Performance Trade-Offs

Static Dispatch

  • Mechanism: The compiler monomorphizes process_static for each type (e.g., FastProcessor, LogProcessor), creating separate functions like process_static_fast and process_static_log.
  • Speed: No runtime overhead—calls to process are inlined, enabling optimizations (e.g., loop unrolling, constant folding). On x86_64, this might compile to a tight add loop with no jumps.
  • Cost: Larger binary size (e.g., ~100 bytes per monomorphized function). For 10 processor types, that’s ~1KB extra in .text.
  • Assembly Example:
    ; process_static<FastProcessor>
    xor eax, eax      ; result = 0
    loop:
      add eax, [rsi]  ; total += event
      add rsi, 4
      dec rcx
      jnz loop
    

Dynamic Dispatch

  • Mechanism: dyn EventProcessor uses a vtable—a pointer to the type’s method table—stored with the object (e.g., Box<dyn EventProcessor> is 16 bytes: 8 for data, 8 for vtable).
  • Speed: Slower due to indirect calls through the vtable (1-2 cycles per call on x86_64) and no inlining across type boundaries.
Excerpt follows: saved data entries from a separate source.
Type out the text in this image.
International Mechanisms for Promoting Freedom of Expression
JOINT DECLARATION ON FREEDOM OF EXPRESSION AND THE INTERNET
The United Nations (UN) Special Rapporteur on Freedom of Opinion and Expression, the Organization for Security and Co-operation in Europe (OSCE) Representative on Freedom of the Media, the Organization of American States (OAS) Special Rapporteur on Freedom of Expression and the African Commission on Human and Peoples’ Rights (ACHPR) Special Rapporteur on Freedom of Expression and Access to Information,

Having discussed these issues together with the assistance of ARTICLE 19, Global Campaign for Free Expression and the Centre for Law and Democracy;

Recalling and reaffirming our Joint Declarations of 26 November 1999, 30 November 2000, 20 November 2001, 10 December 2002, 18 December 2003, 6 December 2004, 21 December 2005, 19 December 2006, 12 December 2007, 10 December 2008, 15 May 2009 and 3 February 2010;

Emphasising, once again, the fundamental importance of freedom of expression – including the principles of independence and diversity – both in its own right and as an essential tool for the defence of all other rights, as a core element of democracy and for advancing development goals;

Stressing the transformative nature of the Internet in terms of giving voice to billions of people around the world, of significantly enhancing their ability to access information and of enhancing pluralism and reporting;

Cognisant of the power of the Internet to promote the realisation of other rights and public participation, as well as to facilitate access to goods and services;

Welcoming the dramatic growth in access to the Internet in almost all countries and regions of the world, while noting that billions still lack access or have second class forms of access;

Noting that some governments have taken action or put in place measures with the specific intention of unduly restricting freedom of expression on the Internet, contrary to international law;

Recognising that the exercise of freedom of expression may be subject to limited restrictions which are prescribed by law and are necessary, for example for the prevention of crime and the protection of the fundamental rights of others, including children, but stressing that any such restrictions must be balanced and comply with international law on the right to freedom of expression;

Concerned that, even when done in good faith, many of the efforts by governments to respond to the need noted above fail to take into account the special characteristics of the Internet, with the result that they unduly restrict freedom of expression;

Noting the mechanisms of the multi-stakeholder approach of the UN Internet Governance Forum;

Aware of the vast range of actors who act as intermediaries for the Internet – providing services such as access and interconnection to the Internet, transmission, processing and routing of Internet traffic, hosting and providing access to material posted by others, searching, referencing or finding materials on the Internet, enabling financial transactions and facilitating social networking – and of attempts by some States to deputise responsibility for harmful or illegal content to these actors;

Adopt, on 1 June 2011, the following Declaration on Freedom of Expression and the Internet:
Cache misses on vtable access add latency.
  • Cost: Smaller binary—one process_dynamic function (e.g., 50 bytes) works for all types. Total size stays constant regardless of processor count.
  • Assembly Example:
    ; process_dynamic
    loop:
      mov rax, [rdi+8]   ; Load vtable ptr
      call [rax]         ; Indirect call to process
      add rsi, 4
      dec rcx
      jnz loop
    
  • Quantified: For 1M events, static might take 1ms (pure arithmetic), while dynamic takes 1.2ms (vtable overhead + no fusion). A 20% difference matters in real-time.

Scenarios and Preferences

Choose Static Dispatch

  • Scenario: Hot loops in a real-time data processor (e.g., audio filtering, packet routing) where every cycle counts.
  • Why: Zero overhead, inlining, and optimization potential. In process_static, the compiler can unroll or SIMD-ify the loop for f32 events.
  • Trade-Off: Larger binary, but acceptable for a known, small set of processors (e.g., 2-5 types).
  • Maintainability: Less flexible—adding a new processor requires recompilation.

Choose Dynamic Dispatch

  • Scenario: Plugin system or runtime-configurable processors (e.g., users load EventProcessor implementations dynamically).
  • Why: Flexibility—dyn EventProcessor allows a single function to handle any type without recompiling. Binary size stays manageable with many processors.
  • Trade-Off: Slower runtime, but acceptable if process is complex (call overhead is a smaller fraction) or invocation is infrequent.
  • Maintainability: Easier to extend—new types just implement the trait.

Verification

  • Benchmark:
    use criterion::{black_box, Criterion};
    fn bench(c: &mut Criterion) {
        let events = vec![1; 1000];
        let mut fast = FastProcessor { total: 0 };
        c.bench_function("static", |b| b.iter(|| process_static(black_box(&mut fast), black_box(&events))));
        c.bench_function("dynamic", |b| b.iter(|| process_dynamic(black_box(&mut fast), black_box(&events))));
    }
    
    Expect static to be 10-20% faster.
  • Size: size target/release/app shows static bloating .text per type.

Conclusion

In a real-time data processor, prefer static dispatch (process_static) for hot paths, trading code size for speed and inlining. For flexibility (e.g., pluggable processors), use dyn EventProcessor, accepting vtable costs. Profile to ensure static’s gains justify its footprint, balancing performance with system design goals.